Turning Ad-Hoc buying to Managed, Optimized, and Innovative Sourcing
Every business purchases goods and services to operate, and each purchase a business makes provides an opportunity to add value. As an organization grows and matures, the race to increase value through balancing the organization’s people, processes and technologies require skillful navigation.
This blog details a Procurement maturity model to help the organization understand where they stand today and when to plan for moving to higher stages towards best-in-class to spend smarter by tapping into the power of advanced sourcing negotiation to drive business innovation.
Procurement Maturity Model by Stage
Stage 1 – Tactical and Operational
In Stage 1, organizations are buying goods and services, but there is no strategy in place behind these purchases, and work performed is purely tactical and operational.
Purchases are made by employees who source their own solutions. The finance team manages budgets that are tasked to process invoices and pay suppliers—and not ask questions around pricing, service levels, demand management, or quality.
With no formal Procurement team members or processes in place, at this stage the organization does not have any sourcing, Contract Lifecycle Management (CLM), or P2P (Procure-to-Pay) technology in place and relies on the ERP for very limited spend analytics, mostly driven by GL expense accounts.

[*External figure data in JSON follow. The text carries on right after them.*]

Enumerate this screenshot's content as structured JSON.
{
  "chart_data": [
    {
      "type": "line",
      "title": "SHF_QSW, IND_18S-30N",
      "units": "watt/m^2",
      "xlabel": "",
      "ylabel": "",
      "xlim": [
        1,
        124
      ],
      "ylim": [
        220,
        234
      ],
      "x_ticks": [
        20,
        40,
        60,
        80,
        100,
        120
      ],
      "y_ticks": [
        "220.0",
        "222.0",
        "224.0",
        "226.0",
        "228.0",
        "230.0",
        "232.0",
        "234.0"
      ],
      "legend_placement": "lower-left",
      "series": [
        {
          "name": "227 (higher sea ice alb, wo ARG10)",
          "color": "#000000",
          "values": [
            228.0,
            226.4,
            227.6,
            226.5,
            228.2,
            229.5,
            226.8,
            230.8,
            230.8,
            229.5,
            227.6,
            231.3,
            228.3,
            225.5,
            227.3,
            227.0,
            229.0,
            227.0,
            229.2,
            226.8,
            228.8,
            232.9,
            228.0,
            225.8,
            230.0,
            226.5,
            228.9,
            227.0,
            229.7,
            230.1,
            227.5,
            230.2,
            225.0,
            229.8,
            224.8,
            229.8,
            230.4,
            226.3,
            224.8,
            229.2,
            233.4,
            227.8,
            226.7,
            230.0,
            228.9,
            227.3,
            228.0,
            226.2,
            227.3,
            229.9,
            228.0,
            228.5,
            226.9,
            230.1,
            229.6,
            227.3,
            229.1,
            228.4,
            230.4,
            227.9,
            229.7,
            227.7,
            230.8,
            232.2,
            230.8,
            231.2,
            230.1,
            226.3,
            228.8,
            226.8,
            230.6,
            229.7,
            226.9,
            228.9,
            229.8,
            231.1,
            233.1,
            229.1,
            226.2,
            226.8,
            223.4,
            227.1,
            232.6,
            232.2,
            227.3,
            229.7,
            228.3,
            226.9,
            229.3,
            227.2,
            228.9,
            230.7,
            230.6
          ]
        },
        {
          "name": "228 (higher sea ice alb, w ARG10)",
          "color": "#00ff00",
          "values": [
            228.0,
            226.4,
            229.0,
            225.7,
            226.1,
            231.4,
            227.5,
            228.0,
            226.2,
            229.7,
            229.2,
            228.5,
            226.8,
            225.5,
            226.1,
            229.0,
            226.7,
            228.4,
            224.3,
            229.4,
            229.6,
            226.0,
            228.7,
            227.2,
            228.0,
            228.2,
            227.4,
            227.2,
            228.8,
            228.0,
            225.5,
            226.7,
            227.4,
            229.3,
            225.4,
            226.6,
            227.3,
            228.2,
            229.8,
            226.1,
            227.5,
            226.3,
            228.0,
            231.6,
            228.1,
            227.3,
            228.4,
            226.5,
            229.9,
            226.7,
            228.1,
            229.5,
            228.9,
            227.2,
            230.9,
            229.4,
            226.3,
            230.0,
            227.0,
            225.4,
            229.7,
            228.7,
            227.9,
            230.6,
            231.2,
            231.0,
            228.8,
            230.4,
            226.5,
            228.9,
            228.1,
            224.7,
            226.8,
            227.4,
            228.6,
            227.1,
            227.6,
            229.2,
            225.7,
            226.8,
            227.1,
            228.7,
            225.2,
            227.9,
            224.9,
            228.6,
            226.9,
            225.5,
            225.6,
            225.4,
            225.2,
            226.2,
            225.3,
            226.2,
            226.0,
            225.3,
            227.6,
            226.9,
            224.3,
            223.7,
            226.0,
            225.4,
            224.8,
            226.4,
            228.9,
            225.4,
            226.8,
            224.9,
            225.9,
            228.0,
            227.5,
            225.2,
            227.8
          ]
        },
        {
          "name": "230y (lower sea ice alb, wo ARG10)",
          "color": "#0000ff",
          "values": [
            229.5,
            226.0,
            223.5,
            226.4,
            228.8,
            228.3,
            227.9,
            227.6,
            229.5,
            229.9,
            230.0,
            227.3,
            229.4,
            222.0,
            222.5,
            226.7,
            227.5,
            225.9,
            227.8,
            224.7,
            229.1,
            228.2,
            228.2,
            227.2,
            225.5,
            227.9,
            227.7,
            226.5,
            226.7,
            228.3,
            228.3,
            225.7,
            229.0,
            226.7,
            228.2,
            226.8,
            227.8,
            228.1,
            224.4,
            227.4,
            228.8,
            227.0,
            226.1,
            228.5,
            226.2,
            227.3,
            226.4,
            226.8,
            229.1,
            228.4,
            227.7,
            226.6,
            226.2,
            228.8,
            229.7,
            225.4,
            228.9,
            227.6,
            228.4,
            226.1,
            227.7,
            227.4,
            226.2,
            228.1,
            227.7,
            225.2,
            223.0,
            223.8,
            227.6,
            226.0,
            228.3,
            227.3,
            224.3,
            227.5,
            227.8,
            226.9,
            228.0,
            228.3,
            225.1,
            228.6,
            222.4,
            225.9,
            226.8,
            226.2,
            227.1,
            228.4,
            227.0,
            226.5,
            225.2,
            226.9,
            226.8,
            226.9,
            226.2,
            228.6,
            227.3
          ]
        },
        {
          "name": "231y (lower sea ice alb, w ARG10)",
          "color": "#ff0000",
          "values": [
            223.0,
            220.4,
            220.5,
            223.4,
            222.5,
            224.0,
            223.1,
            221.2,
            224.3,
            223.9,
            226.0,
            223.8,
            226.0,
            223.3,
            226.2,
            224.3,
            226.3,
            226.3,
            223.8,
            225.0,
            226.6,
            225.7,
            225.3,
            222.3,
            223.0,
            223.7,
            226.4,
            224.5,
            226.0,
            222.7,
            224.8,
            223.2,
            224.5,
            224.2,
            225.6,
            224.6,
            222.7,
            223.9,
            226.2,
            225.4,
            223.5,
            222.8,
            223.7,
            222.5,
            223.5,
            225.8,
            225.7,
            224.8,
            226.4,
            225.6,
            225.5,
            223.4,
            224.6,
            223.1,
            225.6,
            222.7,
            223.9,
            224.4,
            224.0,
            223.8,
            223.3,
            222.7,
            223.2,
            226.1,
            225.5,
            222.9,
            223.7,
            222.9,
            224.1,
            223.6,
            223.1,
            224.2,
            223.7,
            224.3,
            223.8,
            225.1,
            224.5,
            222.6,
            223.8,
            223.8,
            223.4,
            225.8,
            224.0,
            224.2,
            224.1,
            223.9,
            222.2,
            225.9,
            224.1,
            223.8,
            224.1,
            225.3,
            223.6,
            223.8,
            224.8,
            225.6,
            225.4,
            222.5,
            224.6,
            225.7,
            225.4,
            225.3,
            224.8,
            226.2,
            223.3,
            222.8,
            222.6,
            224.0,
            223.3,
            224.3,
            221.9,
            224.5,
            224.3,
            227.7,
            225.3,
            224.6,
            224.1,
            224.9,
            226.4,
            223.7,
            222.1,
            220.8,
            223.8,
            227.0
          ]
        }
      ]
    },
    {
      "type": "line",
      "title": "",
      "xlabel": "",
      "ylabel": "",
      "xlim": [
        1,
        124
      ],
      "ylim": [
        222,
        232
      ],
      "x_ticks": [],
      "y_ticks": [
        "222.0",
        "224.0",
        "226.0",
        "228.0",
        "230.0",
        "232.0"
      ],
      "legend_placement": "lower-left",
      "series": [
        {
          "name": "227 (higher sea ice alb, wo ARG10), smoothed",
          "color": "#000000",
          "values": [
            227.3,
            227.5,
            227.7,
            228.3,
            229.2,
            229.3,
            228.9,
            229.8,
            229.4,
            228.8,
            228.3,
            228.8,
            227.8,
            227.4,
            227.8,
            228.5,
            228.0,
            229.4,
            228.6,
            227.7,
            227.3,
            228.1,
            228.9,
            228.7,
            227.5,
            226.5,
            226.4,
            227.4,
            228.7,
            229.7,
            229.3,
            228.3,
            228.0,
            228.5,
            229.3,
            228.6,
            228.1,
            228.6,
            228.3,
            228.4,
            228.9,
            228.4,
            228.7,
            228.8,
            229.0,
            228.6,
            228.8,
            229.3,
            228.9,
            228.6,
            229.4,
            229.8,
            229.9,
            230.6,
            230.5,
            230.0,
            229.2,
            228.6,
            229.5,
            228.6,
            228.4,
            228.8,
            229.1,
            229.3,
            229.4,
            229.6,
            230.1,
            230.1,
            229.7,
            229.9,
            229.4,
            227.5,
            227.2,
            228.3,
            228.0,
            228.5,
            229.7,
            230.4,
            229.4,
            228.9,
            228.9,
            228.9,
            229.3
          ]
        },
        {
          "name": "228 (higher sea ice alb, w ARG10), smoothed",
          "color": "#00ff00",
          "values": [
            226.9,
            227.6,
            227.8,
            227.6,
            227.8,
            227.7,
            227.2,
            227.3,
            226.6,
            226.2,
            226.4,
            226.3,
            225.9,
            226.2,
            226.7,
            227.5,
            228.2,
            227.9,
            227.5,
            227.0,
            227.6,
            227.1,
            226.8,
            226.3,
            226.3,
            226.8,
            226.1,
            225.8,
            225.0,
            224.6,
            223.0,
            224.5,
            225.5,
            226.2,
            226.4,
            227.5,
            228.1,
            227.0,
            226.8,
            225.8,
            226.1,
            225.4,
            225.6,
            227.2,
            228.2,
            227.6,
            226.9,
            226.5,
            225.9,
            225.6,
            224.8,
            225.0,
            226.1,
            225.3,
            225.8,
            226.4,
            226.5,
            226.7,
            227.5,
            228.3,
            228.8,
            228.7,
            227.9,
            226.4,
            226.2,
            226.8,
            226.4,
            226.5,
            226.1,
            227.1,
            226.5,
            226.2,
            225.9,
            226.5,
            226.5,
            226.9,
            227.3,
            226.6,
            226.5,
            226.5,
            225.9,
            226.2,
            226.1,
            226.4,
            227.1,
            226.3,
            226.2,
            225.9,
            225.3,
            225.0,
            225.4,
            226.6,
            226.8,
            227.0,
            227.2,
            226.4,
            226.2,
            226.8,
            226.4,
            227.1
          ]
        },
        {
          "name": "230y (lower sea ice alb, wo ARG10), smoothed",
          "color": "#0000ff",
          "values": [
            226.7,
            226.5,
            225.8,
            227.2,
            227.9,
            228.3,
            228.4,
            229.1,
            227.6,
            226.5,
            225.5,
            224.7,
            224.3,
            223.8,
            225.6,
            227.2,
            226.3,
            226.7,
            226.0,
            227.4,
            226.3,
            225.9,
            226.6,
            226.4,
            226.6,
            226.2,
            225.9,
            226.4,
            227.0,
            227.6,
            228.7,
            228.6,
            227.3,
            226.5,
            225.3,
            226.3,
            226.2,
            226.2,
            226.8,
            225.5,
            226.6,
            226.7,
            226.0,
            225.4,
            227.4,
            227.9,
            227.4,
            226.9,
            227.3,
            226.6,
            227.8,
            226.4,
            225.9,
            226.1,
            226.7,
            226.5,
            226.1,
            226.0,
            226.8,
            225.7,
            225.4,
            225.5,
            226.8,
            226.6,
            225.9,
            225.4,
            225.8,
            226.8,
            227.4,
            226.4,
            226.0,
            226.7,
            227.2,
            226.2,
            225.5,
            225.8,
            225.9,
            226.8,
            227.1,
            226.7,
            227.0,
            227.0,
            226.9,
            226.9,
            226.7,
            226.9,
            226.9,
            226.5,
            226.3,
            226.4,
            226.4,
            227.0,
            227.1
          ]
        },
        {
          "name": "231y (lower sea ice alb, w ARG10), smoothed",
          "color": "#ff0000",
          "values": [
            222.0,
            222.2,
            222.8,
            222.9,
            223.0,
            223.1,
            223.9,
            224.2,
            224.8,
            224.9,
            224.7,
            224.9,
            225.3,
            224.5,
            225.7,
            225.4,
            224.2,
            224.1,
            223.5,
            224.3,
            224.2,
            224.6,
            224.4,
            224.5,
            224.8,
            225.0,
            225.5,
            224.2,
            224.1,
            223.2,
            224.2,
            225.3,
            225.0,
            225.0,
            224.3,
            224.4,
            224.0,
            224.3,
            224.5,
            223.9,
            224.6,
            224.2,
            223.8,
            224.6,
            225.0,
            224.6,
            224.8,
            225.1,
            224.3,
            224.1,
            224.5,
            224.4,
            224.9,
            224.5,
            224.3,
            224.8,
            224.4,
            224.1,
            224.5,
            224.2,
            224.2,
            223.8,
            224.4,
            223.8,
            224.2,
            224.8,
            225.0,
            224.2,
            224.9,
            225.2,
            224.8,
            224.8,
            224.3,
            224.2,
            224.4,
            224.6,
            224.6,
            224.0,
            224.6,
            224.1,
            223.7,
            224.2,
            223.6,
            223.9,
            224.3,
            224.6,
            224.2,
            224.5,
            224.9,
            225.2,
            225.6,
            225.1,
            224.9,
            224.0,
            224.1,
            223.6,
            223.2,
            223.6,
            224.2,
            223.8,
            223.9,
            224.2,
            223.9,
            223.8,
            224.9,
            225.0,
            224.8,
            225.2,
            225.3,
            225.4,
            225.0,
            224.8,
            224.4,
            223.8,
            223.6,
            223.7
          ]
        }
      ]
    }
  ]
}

Stage 2 – Sourcing Mastery
In Stage 2, organizations begin to capture value from the purchase of goods and services. They start hiring procurement professionals to support purchases, manage contracts, and oversee contract negotiations. Organizations begin to think about business spend as an opportunity to create value.
Finance and procurement teams reach out to help stakeholders run a handful of formal sourcing events—building Sourcing Mastery. These events quickly generate value for the business and build support for adding technology to increase the number of events held per quarter and the value delivered.
At this stage of maturity, it quickly becomes clear that technology is needed to scale the wins from early sourcing events and to manage multiple sourcing events per quarter. To streamline processes across P2P, organizations at this stage look to add Business Spend Management (BSM) technology and Contract Management solutions to streamline processes across sourcing, procurement, contract management, invoicing, and payments.
Stage 3 – Category Strategy
In Stage 3, with more advanced resources and capabilities for procurement and sourcing processes, organizations can add additional value by focusing on Category Strategy. The value that category managers provide at this stage can be limited by the technology available to support scaling.
Lack of or limited technology can impede not only the number of events run but also the scenarios that can be modeled to achieve the best results for the business, as well as the analytical capabilities to provide multiple award scenarios to the business based on facts and data.
Strategic sourcing technology should be considered at this stage to help category managers quickly increase the value of the organization and provide transparency and optionality when it comes to award scenarios, using various constraints. At this stage, procurement is equipped with advanced sourcing capabilities, allowing for multi-factor award scenarios, expressive bidding by using RFP management solutions, and business constraints.
Stage 4 – Business Innovation
In Stage 4, organizations have captured the maximum amount of value from each category.
Procurement and Sourcing leaders are working closely as partners within the organization, helping stakeholders not only get the most value out of their purchases and ongoing supplier relationships but also identify opportunities to drive business innovation in partnership with suppliers.
Best-in-class organizations have all of their spending flowing through one BSM platform with Invoice Management solutions that manage all spend and spend processes—including sourcing, procurement, invoicing, contracts, risk management, payments, and expenses—in one place. It also taps into the power of “community intelligence” data, enabling organizations to spend smarter, benchmark performance, access supplier insights, and optimize all aspects of spend.
Advancing in the Procurement Maturity Model
Success in developing any organization is achieved by refining three key elements by the procurement team: People, Processes, Technology.
Moving to the higher stages of the Maturity Model lets the organization manage spend effectively and optimize the way that the company purchases goods and services, delivering results straight to the bottom line. While some organizations are ready to move to higher levels of maturity, moving from Stage 1 to Stage 2 may be the right objective for a smaller organization with limited spend. A company gains significant value over time by moving the organization toward best-in-class (Stage 4).